The figure below show the final epoch iteration of training process.

alt text Note that while training we can see some overfitting but the model is able to go back to low loss values. Even so it seems that we are getting a bit of noise with this model.

Compute the class scores

The final score for this project is to reach at least 40%. Here we have two different scenarios that need be managed by the model with low prediction error.

alt text

  1. A good prediction when the quadrotor is following the target. In this case, the model need detect the target (object detection) and then follow the target in different scenarios. Here we got a vlaue of 0.910.
  2. Detect the target when target is from far away. This scenario is difficult, mainly when we have croud and the pixel classification must be well trained to detect a low percentage of target in the scene. Here we got a value of 0.214. The difficulty here can be reflected with the high true positive value of 128.

So, the model got a final score of 0.422

Can this model be used to follow a different object? For instance, a cat?

Well, semantic segmentatin has been used for image analysis tasks and so, it describes the process of associating each pixel of an image with a class label. In this project, we used 3 classes and one is the target. So, using the same model, we can replace the object associating the target to a cat and the drone will follow the cat.

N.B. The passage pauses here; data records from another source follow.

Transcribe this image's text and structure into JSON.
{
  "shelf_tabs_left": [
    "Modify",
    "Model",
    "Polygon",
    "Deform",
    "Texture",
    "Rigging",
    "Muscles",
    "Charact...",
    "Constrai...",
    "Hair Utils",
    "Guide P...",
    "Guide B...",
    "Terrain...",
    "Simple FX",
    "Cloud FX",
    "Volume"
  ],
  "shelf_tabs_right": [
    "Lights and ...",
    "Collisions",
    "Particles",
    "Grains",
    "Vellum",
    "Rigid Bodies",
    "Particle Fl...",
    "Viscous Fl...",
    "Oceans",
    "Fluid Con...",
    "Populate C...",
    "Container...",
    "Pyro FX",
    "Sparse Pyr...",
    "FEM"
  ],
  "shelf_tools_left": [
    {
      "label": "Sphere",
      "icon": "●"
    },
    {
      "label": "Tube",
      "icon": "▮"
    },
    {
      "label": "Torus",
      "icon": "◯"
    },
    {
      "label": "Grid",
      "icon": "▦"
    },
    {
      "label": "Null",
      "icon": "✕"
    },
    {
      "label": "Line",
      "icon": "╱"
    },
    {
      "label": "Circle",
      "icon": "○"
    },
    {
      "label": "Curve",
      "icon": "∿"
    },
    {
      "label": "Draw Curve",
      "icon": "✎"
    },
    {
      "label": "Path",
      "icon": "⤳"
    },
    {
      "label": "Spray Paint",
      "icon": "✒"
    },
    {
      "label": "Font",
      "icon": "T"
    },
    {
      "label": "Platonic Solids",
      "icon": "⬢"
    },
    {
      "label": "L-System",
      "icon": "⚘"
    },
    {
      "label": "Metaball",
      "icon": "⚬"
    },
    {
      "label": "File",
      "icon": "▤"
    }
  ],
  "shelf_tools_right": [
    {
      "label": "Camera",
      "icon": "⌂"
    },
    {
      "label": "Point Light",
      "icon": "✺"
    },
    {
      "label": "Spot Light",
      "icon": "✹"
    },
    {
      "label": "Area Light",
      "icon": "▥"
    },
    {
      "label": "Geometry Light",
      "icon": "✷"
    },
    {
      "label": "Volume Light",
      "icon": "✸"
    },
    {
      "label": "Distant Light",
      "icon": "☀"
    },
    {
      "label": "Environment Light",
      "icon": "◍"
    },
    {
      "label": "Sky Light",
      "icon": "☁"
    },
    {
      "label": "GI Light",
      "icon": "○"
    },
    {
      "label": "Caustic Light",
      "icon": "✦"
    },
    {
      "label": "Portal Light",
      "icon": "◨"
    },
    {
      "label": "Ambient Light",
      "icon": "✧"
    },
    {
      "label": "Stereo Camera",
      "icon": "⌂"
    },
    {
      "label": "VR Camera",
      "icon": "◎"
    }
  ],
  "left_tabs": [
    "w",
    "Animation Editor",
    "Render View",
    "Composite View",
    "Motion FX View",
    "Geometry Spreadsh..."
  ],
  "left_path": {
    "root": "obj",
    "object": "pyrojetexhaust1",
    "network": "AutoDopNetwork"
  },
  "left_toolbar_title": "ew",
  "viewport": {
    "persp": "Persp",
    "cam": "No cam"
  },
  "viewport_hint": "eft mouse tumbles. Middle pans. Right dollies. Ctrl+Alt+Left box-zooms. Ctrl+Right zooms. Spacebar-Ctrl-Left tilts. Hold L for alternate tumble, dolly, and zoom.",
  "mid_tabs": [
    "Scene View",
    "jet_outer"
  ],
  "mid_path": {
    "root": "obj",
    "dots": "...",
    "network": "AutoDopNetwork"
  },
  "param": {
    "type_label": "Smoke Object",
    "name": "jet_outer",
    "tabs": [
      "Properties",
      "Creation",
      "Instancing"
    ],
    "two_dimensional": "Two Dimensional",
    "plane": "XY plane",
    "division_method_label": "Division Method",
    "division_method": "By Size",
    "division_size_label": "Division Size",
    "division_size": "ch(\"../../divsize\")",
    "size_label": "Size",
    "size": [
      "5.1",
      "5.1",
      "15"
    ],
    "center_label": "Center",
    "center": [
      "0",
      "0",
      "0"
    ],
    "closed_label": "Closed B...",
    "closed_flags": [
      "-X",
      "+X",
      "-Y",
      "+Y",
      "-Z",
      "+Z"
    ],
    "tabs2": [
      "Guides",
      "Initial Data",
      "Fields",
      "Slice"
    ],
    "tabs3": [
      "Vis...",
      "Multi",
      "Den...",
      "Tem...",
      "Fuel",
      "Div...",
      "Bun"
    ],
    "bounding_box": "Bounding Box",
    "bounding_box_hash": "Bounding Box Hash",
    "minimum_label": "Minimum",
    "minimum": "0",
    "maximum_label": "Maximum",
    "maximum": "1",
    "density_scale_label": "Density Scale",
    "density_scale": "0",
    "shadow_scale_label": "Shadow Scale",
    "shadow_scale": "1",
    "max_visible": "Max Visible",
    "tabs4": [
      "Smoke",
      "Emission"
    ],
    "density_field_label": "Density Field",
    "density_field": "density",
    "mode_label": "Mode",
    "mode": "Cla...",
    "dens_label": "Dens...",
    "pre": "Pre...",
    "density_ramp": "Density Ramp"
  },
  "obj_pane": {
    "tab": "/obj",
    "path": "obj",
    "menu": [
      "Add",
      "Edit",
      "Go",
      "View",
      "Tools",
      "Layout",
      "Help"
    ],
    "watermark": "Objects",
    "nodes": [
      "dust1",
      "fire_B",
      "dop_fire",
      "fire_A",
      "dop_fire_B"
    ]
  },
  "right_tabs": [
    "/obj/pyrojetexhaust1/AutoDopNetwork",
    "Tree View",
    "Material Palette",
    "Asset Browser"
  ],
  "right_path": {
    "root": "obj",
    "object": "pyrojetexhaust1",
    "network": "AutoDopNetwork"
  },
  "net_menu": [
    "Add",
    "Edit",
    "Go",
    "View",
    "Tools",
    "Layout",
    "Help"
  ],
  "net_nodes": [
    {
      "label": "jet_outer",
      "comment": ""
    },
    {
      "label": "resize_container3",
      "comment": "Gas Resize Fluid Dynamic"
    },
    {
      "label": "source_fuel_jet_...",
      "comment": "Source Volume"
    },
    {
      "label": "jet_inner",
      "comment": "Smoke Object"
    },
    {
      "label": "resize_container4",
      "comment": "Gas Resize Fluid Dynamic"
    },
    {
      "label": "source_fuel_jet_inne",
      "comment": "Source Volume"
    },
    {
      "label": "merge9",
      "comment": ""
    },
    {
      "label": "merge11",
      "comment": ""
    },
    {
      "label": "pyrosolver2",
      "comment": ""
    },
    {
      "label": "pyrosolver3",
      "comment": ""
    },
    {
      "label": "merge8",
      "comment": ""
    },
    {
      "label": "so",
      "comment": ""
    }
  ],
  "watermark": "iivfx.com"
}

But how about the data sample provided? Can this data be used to detect the cat? As I said, as the model is taking it pixel and associating to a class label, it seems intuitive that we need add some cats objects in the samples. Otherwise, the model will not be able to make this association, not due to a lack in the model but due to not enough information in the dataset sample. So, this sample dataset is not enough to predict a cat.

Future enhancements

There are many points that we can play with to enhance the model and reach a better score. For instence

  1. Collect more data for train and validation, mainly with target far away the drone. That might improve the iou3 value (hyperparameter).
  2. Check the collected data to remove unusefull samples like scenes where there is no target and other people.
  3. Try others optimizers.
  4. Try a different number of layers (model design).
  5. Try others functions for encoder and decoder process (model design).